JPMorgan Chase & Co., Citigroup Inc., Bank of America Corp. and Wells Fargo & Co. were negotiating to contribute $5 billion of their own money to the First Republic. Morgan Stanley and Goldman Sachs Group Inc., as well as regional banks US Bancorp, PNC Financial Services Group Inc. and Truist Financial Corp. should have also contributed, but on a smaller scale.
Large banks received a billion-dollar inflow of funds on deposits that clients of regional banks, including First Republic, withdrew from their accounts after the failure of Silicon Valley Bank. Therefore, the big banks will actually return some of the money they received from the panicked depositors of the smaller banks. First Republic Bank – including.
The bailout could solve the bank’s pressing problems of falling stock prices and fleeing depositors. But it will still have to contend with a tougher world of higher interest rates and savers suddenly aware of the pitfalls of large uninsured balances.
The rescue will be an emergency attempt to protect the entire banking system from widespread panic by turning First Republic Bank into a firewall. Two banks already went bankrupt last week after depositors withdrew billions, raising fears that First Republic could be next.

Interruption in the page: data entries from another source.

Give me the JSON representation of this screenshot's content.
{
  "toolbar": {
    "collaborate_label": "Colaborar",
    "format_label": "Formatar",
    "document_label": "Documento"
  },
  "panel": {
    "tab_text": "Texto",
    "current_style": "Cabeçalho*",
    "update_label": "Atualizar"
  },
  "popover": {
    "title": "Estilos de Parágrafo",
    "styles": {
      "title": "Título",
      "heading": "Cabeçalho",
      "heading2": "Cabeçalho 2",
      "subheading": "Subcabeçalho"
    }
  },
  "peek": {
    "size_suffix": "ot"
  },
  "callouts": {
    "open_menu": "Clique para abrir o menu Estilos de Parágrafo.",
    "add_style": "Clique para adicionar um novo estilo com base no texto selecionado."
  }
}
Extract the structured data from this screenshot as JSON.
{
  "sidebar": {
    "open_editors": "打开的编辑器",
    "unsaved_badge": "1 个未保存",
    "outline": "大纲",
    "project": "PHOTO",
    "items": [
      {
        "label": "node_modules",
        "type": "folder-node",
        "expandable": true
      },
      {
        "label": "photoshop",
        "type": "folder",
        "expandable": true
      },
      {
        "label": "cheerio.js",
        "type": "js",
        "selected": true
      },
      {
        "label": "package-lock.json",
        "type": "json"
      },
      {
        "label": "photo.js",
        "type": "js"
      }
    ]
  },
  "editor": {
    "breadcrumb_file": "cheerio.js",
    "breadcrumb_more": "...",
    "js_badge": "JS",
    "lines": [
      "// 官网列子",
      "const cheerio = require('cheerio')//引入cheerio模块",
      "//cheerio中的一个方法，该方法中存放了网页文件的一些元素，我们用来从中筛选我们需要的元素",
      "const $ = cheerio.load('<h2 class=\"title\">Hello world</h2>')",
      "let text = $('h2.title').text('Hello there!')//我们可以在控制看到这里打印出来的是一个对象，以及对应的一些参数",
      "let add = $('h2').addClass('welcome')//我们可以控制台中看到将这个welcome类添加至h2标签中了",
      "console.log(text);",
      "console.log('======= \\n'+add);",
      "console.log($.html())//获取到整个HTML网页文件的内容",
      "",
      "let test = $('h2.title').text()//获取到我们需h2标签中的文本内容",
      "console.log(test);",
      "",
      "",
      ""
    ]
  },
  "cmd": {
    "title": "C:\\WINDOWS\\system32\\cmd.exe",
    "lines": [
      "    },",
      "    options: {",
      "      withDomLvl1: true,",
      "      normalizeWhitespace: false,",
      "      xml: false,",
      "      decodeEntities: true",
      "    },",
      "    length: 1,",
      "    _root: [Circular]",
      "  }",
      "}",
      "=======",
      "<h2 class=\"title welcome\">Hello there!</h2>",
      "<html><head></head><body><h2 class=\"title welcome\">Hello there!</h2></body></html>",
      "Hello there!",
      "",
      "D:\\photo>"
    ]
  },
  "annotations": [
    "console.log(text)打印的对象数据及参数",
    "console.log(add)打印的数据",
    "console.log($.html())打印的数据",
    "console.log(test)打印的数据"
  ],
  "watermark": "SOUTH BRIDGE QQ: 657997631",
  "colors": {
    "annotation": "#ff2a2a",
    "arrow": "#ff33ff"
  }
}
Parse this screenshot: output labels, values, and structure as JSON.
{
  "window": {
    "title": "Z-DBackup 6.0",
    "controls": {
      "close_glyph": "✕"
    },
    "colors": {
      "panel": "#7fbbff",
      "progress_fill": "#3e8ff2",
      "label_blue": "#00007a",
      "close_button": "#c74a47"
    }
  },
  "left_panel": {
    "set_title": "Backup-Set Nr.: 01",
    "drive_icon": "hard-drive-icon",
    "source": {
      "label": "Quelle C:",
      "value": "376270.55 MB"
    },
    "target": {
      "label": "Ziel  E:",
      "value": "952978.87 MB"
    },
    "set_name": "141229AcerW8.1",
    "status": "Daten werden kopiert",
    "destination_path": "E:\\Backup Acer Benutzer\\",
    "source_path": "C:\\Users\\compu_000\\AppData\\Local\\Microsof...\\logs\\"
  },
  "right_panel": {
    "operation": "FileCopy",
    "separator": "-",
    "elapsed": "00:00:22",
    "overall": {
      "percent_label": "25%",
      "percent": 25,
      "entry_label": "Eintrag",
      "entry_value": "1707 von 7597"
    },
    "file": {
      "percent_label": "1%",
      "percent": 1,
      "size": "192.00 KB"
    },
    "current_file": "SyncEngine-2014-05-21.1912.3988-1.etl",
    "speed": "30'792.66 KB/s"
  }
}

The collapse of Silicon Valley Bank last week raised concerns about other regional banks with large volumes of uninsured deposits. First Republic also catered to the same clientele as the bankrupt SVB.
Clients pulled billions of deposits out of First Republic, and over the weekend the bank tried to stem the tide with a deal announced on Sunday seeking additional funding from the Federal Reserve and JPMorgan, giving the bank a total of $70 billion of available liquidity.
The bank says it is stable and that deposit losses are not excessive, according to WSJ sources.
But S&P Global Ratings downgraded the bank’s bonds to junk on Wednesday, and investors continued selling, adding to the uncertainty.
The bank’s shares are down about 60% this week. Its market capitalization has fallen from $21 billion on March 8, when the SVB crisis began, to about $5 billion.
The rapidly changing landscape is reminiscent of the drama in the banking system during the financial crisis of 2008, when JPMorgan and its chief executive Jamie Dimon played the white knight by buying Bear Stearns and then Washington Mutual. Lawsuits, losses and political pressure followed. Mr. Dimon said he would never do a government-led rescue deal again.
The business of First Republic Bank and its valuation by the stock market has long been the envy of the banking industry. His clients are wealthy people and businesses, mostly on the coasts. His lending business revolves around issuing huge mortgages to clients like Mark Zuckerberg. Few of these loans have ever proved bad. As of the end of 2022, the bank’s assets were about $213 billion.
The bank’s profits rose in 2022, but the Fed’s aggressive rate hikes have hurt. Wealthy clients no longer wanted to leave huge sums in bank accounts that did not pay interest.